Amsterdam was the first centre of bourgeois capitalism, the chief banking centre of Europe. I don’t say much about economics in this book chiefly because I don’t understand them—and perhaps for that reason believe that their importance has been overrated by post-Marxist historians. But, of course, there is no doubt that at a certain stage in social development fluid capital is one of the chief causes of civilisation because it ensures three essential ingredients: leisure, movement and independence.
♣
In studying the history of civilisation one must try to keep a balance between individual genius and the moral or spiritual condition of a society. However irrational it may seem, I believe in genius. I believe that almost everything of value which has happened in the world has been due to individuals.
Nevertheless, one can’t help feeling that the supremely great figures in history—Dante, Michelangelo, Shakespeare, Newton, Goethe—must be to some extent a kind of summation of their times. They are too large, too all-embracing, to have developed in isolation.
Rembrandt is a crucial instance of this conundrum. It is very easy—indeed rather more convenient for the historian—to imagine Dutch art without him; and there was no one else in Holland remotely comparable to him—nothing like the group of poets and dramatists who preceded and accompanied Shakespeare. Yet the very fact that Rembrandt was so immediately and overwhelmingly successful, and went on being successful—his etchings and drawings never went out of fashion—and that for twenty years almost every Dutch painter was his pupil, shows that the spiritual life of Holland needed him and so had, to some extent, created him.
However, any attempt to relate art to society gets one into a false position. The greatest of all pictures based on the facts of vision wasn’t painted in the scientific atmosphere of Holland, but in the superstitious, convention-ridden court of Philip IV of Spain: Las Meninas, ‘The Ladies in Waiting’, which was painted by Velasquez about five years before Vermeer’s finest interiors.

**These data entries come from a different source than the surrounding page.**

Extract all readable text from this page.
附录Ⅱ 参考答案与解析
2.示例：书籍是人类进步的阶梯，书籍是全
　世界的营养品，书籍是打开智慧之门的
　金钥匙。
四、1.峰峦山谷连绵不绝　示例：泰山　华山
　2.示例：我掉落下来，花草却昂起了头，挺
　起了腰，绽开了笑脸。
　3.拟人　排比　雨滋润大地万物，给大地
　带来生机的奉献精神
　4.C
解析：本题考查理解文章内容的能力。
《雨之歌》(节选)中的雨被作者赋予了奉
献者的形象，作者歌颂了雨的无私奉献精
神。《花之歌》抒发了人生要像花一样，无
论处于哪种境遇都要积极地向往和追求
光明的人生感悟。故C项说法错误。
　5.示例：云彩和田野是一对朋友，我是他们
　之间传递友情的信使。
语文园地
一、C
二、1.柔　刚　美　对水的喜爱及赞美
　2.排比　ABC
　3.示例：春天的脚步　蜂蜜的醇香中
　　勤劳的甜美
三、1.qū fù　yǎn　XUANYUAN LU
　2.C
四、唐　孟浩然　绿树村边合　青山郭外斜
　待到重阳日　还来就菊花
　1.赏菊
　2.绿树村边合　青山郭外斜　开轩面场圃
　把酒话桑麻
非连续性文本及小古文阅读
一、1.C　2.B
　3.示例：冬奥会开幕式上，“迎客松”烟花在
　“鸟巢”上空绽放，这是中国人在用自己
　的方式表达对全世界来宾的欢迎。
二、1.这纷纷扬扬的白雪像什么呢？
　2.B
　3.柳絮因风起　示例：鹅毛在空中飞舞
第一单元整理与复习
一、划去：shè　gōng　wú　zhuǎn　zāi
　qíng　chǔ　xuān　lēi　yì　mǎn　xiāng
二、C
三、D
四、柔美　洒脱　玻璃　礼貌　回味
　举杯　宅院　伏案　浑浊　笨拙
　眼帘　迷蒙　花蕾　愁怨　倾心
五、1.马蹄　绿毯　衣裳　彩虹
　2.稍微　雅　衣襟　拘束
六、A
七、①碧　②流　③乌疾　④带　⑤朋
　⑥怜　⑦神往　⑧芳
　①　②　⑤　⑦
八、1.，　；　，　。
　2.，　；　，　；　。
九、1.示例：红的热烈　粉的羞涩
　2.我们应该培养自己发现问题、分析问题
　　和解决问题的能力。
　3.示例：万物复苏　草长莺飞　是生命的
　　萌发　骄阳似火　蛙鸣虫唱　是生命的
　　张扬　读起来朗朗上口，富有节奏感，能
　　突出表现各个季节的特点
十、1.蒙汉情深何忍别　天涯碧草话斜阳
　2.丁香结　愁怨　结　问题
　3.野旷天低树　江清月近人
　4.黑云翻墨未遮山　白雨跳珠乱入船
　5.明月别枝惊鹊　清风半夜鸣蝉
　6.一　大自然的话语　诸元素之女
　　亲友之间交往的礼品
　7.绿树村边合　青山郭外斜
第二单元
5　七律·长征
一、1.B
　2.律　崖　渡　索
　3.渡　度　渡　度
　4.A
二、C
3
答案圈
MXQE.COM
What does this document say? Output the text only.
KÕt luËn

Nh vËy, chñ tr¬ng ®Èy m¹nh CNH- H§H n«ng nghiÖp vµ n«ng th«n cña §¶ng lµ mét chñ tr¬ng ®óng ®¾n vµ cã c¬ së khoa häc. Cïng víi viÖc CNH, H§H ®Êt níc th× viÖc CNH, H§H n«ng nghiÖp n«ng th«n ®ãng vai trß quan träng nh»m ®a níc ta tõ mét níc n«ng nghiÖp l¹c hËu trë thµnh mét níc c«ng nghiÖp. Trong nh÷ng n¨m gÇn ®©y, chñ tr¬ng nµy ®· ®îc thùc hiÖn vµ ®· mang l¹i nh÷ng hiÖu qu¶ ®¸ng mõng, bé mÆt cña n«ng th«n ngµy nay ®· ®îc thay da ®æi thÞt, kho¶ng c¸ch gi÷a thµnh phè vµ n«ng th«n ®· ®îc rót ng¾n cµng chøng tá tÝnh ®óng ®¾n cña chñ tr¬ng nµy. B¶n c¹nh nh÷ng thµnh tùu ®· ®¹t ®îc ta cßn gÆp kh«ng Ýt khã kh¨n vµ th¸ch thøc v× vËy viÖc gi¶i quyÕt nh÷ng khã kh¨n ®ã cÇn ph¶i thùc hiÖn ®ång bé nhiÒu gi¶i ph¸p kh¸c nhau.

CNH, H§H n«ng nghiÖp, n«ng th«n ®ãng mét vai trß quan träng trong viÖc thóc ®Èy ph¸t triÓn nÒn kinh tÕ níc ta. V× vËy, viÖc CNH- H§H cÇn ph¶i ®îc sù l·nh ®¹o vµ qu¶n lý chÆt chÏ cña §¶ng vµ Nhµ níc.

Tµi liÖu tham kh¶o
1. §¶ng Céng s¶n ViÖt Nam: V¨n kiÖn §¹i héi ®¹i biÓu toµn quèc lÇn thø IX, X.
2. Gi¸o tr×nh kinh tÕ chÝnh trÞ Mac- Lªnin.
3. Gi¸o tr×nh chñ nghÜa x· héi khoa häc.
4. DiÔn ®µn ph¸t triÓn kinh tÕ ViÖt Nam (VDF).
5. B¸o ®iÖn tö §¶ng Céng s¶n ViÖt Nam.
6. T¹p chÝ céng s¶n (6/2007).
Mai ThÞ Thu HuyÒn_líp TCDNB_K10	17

The enlightened tidiness of Hooch and Vermeer and the rich imaginative experience of Rembrandt reached their zenith about 1660. During that decade the leadership of intellectual life passed from Holland to England. Towering above all these remarkable scientists [Boyle, Hooke, Halley, Wren] was Newton, one of the three or four Englishmen whose fame has transcended all national boundaries. I can’t pretend that I have read the Principia, and if I did I wouldn’t understand it any more that Samuel Pepys did when, as President of The Royal Society, it was handed to him for his approval. One must take on trust that it gave a mathematical account of the structure of the universe which for three hundred years seemed irrefutable. It was both the climax of the age of observation and the sacred book of the next century.
♣
What is civilisation? A state of mind where it is thought desirable for a naval hospital to look like this and for the inmates to dine in a splendid decorated hall.
Painted Hall
Royal Hospital
Greenwich, London
The strange thing is that none of the nineteenth-century writers (except Carlyle and Ruskin) seemed to notice that the triumph of rational philosophy had resulted in a new form of barbarism. If, from the balcony of the Greenwich Observatory, I look beyond the order of Wren’s hospital I see, stretching as far as the eye can reach, the squalid disorder of industrial society. It has grown up as a result of the same conditions that allowed the Dutch to build their beautiful towns and support their painters and print their works of philosophers: fluid capital, a free economy, a flow of exports and imports, a dislike of interference.
Every civilisation seems to have its nemesis, not only because the first bright impulses become tarnished by greed and laziness, but because of unpredictables—and in this case the unpredictable was the growth of population.